I have a confession to make.

I began working at Kooba two months ago, and unlike almost everyone else at this company, I cannot design or build a website worth visiting.

Perhaps, however, that is for the best. As somebody who is not a designer, I can view the web design process from a detached perspective and ask the stupid questions that experts might never consider. The results can be enlightening, especially for us in marketing, who may be slightly less familiar with the challenges, and possibilities, of web design.

Here’s a few personal observations on how you can better understand (and benefit from) the world of web design:

The sky is the limit

Web design, put simply, can provide you with anything you want.

I mean it. Compared to the other forms of content delivery and user engagement available to marketers, a website is a genuine blank canvas. Take for instance:

A clever website can solve otherwise impossible problems and allow marketing teams to think outside the box in productive and transformative ways. This is, in my opinion, a frequently missed opportunity by firms investing in a website, especially those with an already creative approach to their marketing strategy. Given that every other channel you communicate through (especially online) requires your content to be squeezed through a restrictive template, why would you do the same with your website? Do something crazy, or at least consider it!

The marketing machine

In marketing, it is all too easy to isolate one factor from the broader environment that it exists within. I wouldn’t blame you, it's always tempting to measure whatever we can, regardless of context. However, marketing campaigns are complex ecosystems, and every element affects every other in a variety of ways.

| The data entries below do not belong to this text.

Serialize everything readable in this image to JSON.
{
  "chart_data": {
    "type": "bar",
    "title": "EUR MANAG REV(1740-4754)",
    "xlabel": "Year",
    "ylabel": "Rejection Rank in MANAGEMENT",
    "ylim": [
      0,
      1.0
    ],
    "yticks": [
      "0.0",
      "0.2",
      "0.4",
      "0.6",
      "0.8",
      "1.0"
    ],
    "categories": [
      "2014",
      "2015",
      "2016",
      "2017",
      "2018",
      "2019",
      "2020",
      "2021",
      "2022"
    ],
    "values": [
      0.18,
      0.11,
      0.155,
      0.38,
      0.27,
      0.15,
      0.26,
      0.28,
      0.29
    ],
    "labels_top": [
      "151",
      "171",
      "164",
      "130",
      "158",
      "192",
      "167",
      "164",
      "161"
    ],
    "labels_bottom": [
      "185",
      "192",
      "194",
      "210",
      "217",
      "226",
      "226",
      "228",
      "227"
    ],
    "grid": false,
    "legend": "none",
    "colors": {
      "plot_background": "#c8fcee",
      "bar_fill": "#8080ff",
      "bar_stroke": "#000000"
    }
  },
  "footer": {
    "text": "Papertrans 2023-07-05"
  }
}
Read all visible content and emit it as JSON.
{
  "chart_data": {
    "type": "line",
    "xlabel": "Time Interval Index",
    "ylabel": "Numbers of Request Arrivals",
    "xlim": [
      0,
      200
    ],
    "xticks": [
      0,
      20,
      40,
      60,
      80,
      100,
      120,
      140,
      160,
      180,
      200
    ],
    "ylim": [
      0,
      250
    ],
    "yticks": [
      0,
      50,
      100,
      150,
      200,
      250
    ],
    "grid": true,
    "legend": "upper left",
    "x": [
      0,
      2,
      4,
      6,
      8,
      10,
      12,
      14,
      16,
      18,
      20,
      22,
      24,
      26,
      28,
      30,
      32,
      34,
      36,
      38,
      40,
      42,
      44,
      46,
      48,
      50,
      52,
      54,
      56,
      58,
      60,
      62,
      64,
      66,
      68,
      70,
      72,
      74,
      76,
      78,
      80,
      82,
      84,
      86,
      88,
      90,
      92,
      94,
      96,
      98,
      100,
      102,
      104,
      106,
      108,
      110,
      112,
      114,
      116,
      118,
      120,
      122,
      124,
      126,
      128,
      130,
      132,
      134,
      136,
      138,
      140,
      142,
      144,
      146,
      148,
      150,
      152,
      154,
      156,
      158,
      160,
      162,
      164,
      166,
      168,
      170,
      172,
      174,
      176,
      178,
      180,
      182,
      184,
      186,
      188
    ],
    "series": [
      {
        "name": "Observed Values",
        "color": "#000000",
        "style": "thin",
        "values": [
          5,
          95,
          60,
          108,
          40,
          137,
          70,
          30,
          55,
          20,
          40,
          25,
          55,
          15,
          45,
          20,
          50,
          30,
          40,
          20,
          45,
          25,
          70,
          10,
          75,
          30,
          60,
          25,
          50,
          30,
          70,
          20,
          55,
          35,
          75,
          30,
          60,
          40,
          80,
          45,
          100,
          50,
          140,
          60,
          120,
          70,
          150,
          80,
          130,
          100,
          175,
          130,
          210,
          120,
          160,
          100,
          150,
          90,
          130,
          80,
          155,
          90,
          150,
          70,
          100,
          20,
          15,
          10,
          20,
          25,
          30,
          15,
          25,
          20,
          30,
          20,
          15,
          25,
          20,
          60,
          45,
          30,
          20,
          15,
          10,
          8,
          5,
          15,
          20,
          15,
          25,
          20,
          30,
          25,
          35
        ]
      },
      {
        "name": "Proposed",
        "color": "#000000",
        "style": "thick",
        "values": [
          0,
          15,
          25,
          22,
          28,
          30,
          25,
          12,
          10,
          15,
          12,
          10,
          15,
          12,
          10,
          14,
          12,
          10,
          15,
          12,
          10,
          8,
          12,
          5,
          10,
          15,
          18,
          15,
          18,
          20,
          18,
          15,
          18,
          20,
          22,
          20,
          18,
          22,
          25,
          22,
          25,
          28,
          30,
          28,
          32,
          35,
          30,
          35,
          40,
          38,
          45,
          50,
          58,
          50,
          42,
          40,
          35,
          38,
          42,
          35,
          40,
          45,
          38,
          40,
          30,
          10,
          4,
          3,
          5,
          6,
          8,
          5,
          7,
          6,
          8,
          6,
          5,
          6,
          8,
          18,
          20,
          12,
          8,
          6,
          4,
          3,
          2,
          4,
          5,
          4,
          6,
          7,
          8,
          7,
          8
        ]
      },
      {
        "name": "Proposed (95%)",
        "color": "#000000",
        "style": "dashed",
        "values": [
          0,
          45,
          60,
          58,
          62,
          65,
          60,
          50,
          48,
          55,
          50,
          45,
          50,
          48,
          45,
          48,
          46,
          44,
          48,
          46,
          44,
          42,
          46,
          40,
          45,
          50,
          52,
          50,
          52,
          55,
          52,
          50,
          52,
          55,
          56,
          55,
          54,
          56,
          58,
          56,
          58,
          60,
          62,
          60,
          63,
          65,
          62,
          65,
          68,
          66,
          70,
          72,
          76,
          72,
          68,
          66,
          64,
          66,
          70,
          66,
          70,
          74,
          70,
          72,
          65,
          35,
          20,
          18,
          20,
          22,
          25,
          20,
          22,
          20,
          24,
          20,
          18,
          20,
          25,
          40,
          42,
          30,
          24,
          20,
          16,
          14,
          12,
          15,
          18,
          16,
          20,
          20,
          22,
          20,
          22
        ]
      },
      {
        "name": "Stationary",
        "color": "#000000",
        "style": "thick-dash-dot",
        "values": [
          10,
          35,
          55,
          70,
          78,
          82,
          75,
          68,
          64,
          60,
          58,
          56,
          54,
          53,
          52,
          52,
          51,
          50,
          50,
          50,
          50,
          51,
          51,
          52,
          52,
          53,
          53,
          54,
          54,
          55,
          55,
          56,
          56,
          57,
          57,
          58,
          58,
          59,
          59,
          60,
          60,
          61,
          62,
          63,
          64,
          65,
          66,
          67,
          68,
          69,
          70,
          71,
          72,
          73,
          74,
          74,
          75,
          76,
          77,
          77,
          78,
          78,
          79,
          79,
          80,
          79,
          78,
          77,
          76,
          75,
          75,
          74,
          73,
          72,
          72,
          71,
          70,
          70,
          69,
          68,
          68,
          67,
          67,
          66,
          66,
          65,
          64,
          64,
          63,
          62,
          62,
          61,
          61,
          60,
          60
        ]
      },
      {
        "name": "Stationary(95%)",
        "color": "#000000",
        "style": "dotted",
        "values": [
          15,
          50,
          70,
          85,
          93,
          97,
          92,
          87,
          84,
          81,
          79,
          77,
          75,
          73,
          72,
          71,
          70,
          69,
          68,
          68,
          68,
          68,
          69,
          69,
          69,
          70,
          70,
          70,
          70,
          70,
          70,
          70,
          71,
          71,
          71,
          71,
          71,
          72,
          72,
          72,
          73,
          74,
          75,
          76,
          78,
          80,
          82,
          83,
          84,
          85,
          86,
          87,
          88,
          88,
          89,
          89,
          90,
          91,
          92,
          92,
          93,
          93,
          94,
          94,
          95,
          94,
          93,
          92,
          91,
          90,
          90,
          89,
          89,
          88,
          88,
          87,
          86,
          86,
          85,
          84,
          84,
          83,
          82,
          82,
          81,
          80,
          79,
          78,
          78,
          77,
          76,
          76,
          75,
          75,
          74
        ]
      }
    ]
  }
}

Websites are no expectation. Rather than seeing a website as a tool that can produce a certain volume of leads at a certain cost, it is better to view it as one component of a much larger machine. When a website generates leads, it does so thanks to previous efforts made by your marketing team, without which it would simply be a beautiful waste of time and money. Inversely, the success of your brand marketing, social media and advertising hinges in part on a well-designed website. By focusing on the specific role that a website plays within your wider “marketing machine” you can find real value, and make better decisions throughout its design and development.

Doing this not only improves the ROI of your total marketing spend, but will also reduce the cost of your website. Instead of assuming that your website will need to do absolutely everything, you can approach a design agency with a more focused and minimal brief, which can be delivered both faster and cheaper.

If, for instance, your site only needs to generate leads, it may be wasteful to build complex content pages which nobody actually needs to visit. Chances are your website does not need a complete overhaul, and that a few clever tweaks can make a dramatic difference to the metrics you actually care about. Of course, the real value of a UX designer is in knowing what those tweaks are, and how to successfully implement them. One surprising observation I’ve made at Kooba is that our design team spends more time shrinking the scope of projects than expanding them. By knowing exactly what to change, they can minimise the scale of renovation needed to deliver outstanding results.

Help out

There’s a lot that web design can do for your marketing campaigns, but it can’t do anything by itself. Even if you are completely oblivious to the techniques, metrics and jargon of the industry, you need to provide your own input and collaboration if you want to see the best results. Remember, designers are not mind readers, and only you know the intricate details of your business model and marketing strategy. By constantly contributing to the design process with your insights and perspective, you can help build a solution that works perfectly for your unique and specific needs. If an agency truly cares about your website you shouldn’t be surprised when they ask you for advice, they genuinely need it!

I would also recommend learning a bit about the metrics most relevant to your project. Understanding what you can (and can’t) measure across your website is crucial in communicating clear achievable goals with a design agency. For a great overview of the basics, I would highly recommend Duncan Menzies’ blog on the subject. By understanding how these numbers are calculated and the user behaviour that they represent, you can make better informed decisions during the design process and gain valuable insights into your broader marketing strategy.

Be selfish

For anybody working in marketing, thinking about the UX and information architecture of your website should be a clarifying experience. It forces us to ask deep and insightful questions about the nature of our brands and products, to prioritise certain messages over others, and to immerse ourselves in our audiences’ experience. These are very, very, valuable activities from a strategic perspective, and should be embraced, not swept aside or rushed over. Ideally, your website should not only reflect your messaging and brand identity, but also influence how you understand it yourself.

Beyond the benefits that design thinking provides to your company's marketing strategy, it also offers some other slightly more selfish upsides. By thinking in terms of user experience and customer journeys, and by learning from actual UX professionals, web design can help upgrade your personal understanding of how, and why, users convert. An understanding of UX carries over into every form of content you will ever produce, and rubbing shoulders with designers is an easy and enjoyable way of immersing yourself in this knowledge.

Keep learning

There are a lot of valuable skills and knowledge that marketing professionals can take from web design. Despite my best efforts, I suspect I have barely scratched the surface here, so will link some resources I have found especially helpful:

  • Norman Nielsen Group, the go to source for evidence-based UX info.
  • Smashing Magazine, a great window into contemporary web design ideas and debates.
  • Syntax.FM, a podcast that goes more in-depth into web development.
  • Awwwards.com, a brilliant source of inspiration if you’re beginning a new project.